New CSI Report: $12.2B+ in School Assets Sitting Underused Across Arizona

PHOENIX, Ariz. – A new report from the Common Sense Institute (CSI) finds that while enrollment in district schools has declined more than 5% since the pandemic, taxpayer spending on school buildings, vehicles, and transportation has surged—leaving millions of square feet and thousands of bus seats empty across the state.

The analysis titled Echoes in the Halls: Arizona School Districts’ Growing Problem with Empty Buildings and Empty Buses, reveals widespread inefficiencies in Arizona’s public school system, driven by outdated funding formulas that reward asset accumulation even as student populations shift to charter, private, and home-school settings.

Key Findings:

  • Excess Facilities: Arizona’s district schools now operate with 78 million square feet of excess building space—enough room for 630,000 additional students. The market value of these unused assets is $12.2 billion, and taxpayers could potentially save $1 billion annually in maintenance and operation costs if divested or put to use.
  • Enrollment Declines: Traditional district school enrollment has dropped by 47,500 students just since 2019, while nearly 40% of incoming kindergarteners are now choosing non-district schools. CSI estimates half of all Arizona K-12 students are in schools of choice.
  • Rising Capital Spending: Despite fewer students, capital expenditures surged 67% to $8.9 billion over five years, adding 499 new buildings statewide.
  • Transportation Inefficiencies: The number of eligible student bus riders has fallen 45%, yet districts purchased 3,098 new vehicles in the last five years and transportation spending rose to $561.2 million annually. Outdated formulas and priorities mean school transportation systems prioritize a rapidly shrinking demographic – urban students attending their assigned district school.
  • Mismatch Between Performance and Resources: Low-performing schools operate at 19% of rated capacity, while high-performing schools are at 70%, highlighting systemic misalignment of resources and student needs.

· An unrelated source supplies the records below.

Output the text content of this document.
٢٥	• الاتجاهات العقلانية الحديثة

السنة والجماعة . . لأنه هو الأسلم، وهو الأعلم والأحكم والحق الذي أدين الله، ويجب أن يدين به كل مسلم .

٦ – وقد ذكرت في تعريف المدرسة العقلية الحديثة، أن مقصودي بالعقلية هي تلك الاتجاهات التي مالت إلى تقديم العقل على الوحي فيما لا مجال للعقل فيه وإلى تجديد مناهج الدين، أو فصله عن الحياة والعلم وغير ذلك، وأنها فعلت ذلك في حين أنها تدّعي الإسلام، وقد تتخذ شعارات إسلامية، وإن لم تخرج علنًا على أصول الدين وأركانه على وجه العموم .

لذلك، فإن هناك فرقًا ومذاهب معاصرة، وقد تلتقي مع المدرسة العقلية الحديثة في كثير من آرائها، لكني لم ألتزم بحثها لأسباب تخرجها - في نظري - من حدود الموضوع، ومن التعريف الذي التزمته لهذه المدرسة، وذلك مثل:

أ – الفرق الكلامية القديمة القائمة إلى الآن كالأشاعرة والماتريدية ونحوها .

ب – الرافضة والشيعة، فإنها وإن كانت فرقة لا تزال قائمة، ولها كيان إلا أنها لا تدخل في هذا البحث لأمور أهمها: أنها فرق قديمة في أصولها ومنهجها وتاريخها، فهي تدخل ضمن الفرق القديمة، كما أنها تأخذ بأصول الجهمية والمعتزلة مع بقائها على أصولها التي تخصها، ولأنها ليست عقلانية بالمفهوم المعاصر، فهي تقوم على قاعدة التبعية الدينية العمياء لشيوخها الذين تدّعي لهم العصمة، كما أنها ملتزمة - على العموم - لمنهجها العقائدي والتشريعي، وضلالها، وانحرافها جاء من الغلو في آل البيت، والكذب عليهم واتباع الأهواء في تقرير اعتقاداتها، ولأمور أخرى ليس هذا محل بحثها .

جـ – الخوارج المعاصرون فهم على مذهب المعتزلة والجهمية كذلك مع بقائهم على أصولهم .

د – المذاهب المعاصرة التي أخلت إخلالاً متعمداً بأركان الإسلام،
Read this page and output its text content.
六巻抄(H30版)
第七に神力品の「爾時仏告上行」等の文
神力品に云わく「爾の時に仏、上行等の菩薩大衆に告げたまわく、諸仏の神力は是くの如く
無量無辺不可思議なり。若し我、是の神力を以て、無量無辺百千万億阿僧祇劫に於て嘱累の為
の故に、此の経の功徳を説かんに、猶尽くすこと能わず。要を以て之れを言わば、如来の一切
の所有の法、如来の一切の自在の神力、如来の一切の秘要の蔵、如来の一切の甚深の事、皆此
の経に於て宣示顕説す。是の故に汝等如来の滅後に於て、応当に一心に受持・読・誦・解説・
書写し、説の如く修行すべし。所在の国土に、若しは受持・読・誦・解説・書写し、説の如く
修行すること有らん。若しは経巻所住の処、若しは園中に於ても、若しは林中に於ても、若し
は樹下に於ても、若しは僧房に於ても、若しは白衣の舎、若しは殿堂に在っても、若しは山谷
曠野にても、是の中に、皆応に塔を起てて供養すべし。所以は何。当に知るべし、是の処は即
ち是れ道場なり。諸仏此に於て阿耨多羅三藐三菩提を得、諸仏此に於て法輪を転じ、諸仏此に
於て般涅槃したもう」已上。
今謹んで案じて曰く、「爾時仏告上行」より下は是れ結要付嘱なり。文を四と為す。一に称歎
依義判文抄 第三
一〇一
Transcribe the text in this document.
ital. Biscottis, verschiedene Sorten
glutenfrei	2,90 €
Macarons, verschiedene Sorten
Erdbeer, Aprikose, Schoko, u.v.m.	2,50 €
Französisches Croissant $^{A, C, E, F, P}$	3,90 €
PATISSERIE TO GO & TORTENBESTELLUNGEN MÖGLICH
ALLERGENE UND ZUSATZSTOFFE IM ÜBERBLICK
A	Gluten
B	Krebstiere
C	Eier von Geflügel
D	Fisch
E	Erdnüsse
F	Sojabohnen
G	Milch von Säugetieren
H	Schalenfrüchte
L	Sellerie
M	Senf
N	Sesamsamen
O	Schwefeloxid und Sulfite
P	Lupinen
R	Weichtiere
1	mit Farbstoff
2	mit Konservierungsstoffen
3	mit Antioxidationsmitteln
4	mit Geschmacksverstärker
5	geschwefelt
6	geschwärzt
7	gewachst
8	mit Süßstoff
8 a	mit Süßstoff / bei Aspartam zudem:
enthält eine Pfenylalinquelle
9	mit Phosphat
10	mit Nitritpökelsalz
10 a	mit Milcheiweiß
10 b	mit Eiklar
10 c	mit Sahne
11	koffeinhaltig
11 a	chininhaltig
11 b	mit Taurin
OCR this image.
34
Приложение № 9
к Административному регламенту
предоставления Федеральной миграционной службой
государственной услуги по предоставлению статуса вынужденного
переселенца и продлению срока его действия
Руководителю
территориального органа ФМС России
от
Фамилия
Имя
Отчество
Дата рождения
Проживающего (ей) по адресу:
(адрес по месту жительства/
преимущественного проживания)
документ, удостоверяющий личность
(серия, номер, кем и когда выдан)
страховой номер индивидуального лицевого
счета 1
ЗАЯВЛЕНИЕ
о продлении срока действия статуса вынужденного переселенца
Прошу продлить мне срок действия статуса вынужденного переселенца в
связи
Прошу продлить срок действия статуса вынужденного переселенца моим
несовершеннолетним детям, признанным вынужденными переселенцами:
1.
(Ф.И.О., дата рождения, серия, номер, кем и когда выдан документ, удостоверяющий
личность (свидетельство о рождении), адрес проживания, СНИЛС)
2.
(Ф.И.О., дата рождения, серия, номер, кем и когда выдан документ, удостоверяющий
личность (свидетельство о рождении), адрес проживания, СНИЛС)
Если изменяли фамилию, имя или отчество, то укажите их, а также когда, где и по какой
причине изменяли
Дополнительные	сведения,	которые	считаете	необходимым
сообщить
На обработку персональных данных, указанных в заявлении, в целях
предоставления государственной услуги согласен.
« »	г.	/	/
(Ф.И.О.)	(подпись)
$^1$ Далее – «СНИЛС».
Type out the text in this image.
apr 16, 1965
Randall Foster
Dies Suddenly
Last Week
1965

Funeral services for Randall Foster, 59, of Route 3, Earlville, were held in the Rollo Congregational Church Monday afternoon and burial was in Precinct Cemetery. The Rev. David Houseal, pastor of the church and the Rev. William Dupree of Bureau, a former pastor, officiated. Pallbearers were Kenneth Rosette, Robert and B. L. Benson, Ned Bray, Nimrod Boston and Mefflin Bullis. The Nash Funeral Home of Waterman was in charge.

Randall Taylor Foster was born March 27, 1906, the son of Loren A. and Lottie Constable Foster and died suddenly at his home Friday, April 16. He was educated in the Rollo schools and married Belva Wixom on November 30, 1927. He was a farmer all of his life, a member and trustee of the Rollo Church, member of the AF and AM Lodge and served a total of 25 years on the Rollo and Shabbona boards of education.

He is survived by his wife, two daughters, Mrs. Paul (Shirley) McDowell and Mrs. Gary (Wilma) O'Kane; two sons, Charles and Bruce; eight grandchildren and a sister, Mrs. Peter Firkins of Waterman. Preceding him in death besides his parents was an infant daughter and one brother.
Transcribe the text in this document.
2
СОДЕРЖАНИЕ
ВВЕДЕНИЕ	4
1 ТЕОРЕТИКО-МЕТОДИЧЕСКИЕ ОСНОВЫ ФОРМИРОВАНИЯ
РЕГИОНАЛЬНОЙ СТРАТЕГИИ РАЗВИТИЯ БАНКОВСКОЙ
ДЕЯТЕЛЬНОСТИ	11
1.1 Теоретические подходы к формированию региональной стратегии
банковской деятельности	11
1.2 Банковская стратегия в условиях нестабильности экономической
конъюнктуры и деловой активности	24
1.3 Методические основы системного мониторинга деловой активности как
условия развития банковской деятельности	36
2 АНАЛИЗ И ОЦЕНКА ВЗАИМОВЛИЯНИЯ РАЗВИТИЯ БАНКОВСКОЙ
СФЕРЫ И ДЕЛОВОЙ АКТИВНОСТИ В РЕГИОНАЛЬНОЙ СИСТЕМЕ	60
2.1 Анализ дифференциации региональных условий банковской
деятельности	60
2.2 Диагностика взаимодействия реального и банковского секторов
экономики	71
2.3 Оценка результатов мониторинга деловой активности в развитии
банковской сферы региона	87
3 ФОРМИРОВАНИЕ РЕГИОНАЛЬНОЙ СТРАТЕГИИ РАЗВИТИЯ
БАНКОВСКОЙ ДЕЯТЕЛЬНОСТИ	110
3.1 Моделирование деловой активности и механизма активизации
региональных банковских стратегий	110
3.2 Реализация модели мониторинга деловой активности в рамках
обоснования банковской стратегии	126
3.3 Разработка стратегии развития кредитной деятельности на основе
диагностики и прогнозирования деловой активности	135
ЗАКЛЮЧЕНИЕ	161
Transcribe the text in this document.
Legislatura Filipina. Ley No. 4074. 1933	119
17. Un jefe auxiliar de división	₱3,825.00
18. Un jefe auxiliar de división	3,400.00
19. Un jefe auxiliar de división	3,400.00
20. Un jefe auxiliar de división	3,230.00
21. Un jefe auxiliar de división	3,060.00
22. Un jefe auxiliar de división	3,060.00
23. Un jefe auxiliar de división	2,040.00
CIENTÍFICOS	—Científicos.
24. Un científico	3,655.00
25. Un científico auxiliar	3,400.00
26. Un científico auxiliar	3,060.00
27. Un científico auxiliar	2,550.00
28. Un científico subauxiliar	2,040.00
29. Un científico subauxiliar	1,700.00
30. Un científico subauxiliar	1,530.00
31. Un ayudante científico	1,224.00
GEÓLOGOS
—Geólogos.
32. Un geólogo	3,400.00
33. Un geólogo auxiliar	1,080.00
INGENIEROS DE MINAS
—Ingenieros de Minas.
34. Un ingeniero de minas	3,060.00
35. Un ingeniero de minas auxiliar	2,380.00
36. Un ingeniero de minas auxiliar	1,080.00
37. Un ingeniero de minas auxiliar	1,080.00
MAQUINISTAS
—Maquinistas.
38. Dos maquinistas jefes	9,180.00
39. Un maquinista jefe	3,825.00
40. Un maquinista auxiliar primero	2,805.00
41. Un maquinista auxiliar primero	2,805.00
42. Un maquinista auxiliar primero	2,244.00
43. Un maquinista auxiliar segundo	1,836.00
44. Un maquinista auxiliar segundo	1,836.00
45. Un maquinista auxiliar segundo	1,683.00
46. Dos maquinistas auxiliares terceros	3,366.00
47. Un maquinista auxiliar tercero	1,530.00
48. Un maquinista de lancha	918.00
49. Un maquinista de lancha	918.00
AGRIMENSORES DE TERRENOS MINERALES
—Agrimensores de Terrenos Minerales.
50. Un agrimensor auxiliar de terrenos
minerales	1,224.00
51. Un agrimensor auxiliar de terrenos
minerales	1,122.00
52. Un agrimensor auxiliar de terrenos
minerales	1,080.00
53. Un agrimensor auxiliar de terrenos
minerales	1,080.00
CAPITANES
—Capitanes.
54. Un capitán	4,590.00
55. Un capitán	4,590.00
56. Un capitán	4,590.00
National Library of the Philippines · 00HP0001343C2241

“Arizona’s K-12 funding model was built for perpetual growth,” said Glenn Farley, CSI’s Director of Policy & Research. “But with declining enrollment and rising school choice, that model is leaving taxpayers with billions in underused assets and fewer dollars reaching students. Today, public district schools hold 148.6 million square feet of property—making them Arizona’s fifth-largest private landowner. That’s the equivalent of 2.6 NFL stadiums, or enough space for 2,246 homes. At the same time, many of the state’s high-performing district, charter, and private schools are starved for space. This misallocation represents not only a missed opportunity, but an urgent call to modernize how we allocate school facilities and transportation resources.” CSI’s report recommends a statewide strategy to repurpose underused school assets, expand equitable access to transportation for all students, and update funding formulas to reflect today’s education landscape.